Nur schon mal angemerkt sei hier, dass dieser Teil der Analyse am einfachsten und zugleich manchmal auch am schwierigsten ist: Am einfachsten ist er, weil eine Rede grundsätzlich genauso analysiert wird wie jeder andere expositorische Text – am schwierigsten, weil das natürlich nicht jedem geläufig ist. Da es bei School-Scout eigene Dokumente zum Umgang mit darstellenden, expositorischen Texten gibt, sei hier nur kurz darauf verwiesen, dass am wichtigsten „analytische Distanz“ ist, d.h. man soll den Inhalt nicht wiedergeben, sondern zeigen, wie der Redner seine Rede aufbaut und was er in den einzelnen Teilen tut und zugleich bezweckt.

Intentionalität

Wenn man sich mit den Einzelheiten der Rede beschäftigt hat, kommt man zu den Zusammenfassungen: Dazu gehört zunächst einmal im Nachhinein die Feststellung, was der Redner nun wirklich gewollt hat – im Vergleich zu der erwarteten Intention. Hier kann man sich helfen, indem man einfach von einer Formulierung ausgeht wie zum Beispiel: „Insgesamt hat diese Rede deutlich gemacht, dass der Redner vor allem … will. Seine wesentlichen Argumente sind dabei …  Mögliche Einwände spielt er mit dem Hinweis herunter …

Rhetorische Eigenart

Zur Ebene der Zusammenfassung gehört dann auch die zusammenfassende Frage nach den grundsätzlichen rhetorischen Mitteln, die schon mit der Eigenart zusammenhängen: Ist die Rede eher nachdenklich, auf Überzeugung angelegt – oder aber demagogisch, agitatorisch.

Bewertung

Am Ende sollte eine Bewertung stehen, die zum Beispiel ganz allgemein diese Eigenart noch einmal aufnimmt, bis hin zu persönlichen Bewertungen oder einem einordnenden Vergleich.

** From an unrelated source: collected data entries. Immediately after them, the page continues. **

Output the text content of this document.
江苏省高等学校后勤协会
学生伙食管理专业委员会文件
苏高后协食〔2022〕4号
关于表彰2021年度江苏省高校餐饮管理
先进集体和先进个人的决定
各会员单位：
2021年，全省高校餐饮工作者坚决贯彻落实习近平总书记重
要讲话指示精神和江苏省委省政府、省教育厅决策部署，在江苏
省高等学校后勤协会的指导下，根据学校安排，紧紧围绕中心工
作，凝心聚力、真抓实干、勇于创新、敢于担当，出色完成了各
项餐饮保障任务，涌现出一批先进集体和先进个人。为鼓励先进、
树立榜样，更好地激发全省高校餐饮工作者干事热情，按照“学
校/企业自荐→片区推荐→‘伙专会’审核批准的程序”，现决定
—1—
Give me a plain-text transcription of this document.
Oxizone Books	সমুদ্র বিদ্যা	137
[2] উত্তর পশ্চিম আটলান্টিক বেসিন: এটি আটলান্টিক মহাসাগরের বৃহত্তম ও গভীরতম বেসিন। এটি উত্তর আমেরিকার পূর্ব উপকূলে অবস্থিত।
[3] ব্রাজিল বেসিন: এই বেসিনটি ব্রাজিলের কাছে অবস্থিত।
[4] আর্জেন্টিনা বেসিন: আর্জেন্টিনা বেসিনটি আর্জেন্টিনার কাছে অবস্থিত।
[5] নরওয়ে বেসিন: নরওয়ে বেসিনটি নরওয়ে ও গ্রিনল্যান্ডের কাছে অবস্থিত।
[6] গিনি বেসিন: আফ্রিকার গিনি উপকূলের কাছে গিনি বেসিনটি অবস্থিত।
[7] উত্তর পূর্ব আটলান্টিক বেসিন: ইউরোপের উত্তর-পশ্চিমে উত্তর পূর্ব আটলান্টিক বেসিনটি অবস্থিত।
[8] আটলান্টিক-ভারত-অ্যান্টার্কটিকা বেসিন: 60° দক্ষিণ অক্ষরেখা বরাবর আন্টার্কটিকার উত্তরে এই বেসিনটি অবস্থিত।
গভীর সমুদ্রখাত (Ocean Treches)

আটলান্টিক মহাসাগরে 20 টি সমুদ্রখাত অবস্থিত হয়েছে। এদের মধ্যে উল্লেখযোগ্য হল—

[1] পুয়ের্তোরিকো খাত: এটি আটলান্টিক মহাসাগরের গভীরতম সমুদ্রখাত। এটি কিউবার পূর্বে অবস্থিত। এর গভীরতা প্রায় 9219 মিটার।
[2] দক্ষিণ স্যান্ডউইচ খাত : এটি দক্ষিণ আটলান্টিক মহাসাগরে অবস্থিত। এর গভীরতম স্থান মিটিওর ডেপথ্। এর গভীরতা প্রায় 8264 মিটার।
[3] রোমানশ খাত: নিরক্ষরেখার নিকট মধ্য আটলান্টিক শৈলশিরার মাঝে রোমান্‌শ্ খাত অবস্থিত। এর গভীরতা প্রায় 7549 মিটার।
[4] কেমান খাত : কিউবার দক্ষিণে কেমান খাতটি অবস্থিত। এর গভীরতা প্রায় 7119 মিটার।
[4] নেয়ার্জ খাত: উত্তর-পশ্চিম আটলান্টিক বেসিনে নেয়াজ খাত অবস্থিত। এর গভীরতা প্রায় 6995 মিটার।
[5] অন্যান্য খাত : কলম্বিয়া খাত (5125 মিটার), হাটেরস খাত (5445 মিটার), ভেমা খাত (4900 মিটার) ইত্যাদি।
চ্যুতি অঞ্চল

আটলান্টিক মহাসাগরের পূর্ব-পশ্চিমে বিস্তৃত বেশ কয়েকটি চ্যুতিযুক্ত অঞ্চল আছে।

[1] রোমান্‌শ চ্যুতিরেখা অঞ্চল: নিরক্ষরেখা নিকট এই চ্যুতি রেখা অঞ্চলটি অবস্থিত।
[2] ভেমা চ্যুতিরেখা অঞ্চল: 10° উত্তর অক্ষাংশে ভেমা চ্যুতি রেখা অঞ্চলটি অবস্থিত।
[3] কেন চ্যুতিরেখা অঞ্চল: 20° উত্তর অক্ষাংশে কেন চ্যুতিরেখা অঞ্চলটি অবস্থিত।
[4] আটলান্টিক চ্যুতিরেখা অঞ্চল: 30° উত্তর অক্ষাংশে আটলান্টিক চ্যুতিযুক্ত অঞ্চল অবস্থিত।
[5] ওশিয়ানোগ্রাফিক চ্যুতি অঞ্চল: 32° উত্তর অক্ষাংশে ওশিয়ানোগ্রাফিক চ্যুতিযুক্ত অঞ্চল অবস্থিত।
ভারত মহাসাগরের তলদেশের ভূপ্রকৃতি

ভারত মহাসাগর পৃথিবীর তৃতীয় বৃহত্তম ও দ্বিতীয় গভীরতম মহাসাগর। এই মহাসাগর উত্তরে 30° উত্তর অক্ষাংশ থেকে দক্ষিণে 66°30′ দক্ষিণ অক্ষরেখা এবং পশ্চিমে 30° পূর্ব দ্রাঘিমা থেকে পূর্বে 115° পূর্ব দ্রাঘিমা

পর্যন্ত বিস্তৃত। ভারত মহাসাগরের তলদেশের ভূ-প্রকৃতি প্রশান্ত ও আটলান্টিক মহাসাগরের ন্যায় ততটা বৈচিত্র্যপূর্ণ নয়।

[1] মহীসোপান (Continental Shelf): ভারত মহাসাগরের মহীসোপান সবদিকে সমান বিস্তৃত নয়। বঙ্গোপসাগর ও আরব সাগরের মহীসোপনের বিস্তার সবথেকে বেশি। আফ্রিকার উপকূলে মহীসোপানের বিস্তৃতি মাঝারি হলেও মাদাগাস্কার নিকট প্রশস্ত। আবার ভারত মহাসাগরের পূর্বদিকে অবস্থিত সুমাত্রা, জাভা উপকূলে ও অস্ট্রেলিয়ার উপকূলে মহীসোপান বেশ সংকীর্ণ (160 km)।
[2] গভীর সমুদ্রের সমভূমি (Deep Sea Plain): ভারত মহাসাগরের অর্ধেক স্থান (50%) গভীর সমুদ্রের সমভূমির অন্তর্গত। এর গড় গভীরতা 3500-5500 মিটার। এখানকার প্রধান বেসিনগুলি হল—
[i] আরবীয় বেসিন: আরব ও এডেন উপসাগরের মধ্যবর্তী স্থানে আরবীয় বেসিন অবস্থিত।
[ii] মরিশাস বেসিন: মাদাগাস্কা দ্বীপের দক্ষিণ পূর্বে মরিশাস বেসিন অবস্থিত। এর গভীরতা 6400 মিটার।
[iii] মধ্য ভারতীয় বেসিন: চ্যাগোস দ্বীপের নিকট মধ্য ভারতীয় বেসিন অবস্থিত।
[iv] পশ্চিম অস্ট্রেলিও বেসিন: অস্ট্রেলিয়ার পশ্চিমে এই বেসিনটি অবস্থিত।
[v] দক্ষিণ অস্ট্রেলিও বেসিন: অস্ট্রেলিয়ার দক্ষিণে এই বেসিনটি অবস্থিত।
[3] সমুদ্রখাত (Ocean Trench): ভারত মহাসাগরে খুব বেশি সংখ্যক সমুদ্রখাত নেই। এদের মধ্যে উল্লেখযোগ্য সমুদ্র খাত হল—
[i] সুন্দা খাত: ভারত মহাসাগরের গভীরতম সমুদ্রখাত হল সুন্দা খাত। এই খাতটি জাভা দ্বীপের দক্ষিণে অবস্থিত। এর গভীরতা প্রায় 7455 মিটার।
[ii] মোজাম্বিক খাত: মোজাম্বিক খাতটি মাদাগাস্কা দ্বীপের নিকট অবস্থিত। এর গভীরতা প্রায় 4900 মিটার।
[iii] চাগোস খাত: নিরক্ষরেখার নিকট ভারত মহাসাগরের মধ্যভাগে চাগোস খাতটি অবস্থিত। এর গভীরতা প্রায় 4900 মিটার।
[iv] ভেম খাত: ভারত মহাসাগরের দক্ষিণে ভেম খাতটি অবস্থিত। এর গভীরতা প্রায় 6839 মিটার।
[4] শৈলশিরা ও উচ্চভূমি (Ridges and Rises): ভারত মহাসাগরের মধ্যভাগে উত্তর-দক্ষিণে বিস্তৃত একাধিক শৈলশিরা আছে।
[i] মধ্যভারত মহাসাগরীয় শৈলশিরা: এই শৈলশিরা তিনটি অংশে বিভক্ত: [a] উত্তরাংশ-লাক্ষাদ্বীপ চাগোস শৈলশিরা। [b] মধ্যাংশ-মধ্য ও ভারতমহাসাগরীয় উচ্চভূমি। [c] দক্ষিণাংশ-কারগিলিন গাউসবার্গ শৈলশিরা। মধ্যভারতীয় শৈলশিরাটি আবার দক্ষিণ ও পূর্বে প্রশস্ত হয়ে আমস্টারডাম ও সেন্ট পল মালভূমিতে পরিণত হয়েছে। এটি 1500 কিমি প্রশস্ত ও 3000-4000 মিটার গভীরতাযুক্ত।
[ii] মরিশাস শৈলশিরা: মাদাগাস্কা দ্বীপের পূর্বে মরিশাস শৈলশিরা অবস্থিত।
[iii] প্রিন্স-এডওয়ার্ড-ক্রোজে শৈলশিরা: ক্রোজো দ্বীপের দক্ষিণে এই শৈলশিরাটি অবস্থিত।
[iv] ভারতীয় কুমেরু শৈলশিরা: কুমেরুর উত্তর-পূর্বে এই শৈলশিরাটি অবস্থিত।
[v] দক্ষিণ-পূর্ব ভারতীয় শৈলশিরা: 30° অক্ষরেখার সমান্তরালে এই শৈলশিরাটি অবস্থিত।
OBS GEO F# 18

Hier ist also zu unterscheiden zwischen eher sachlichen Einschätzungen (der Redner hat seine Ziele so und so weit erreicht!) und persönlichen Urteilen: „Für meinen Geschmack trägt der Redner zu dick auf.“ Oder: „Der Redner hat wahrscheinlich Recht, wenn er sagt … aber ich finde, man müsste dem mehr Widerstand entgegensetzen“ – und dann sollten konstruktive Vorschläge folgen, die nachvollziehbar sind, auch wenn man sie nicht persönlich nicht übernimmt – wichtig für das Verhältnis zwischen der Individualität von Schülern und denen der beurteilenden Lehrer.

Aufgabe:

An deiner Schule hat die vorgesetzte Behörde verfügt, dass auch Oberstufenschüler in ausfallenden Stunden nicht nur zusätzliche Aufgaben zu lösen haben, sondern diese sind auch noch im Klassenraum zu bearbeiten, wobei mindestens am Anfang und am Ende der Stunde die Anwesenheit von einem Lehrer kontrolliert wird.

Du bist als Schüler mit 5 anderen Schülern Mitglied der Schulkonferenz und hast dich bereit erklärt, zu dem Punkt eine Erklärung abzugeben.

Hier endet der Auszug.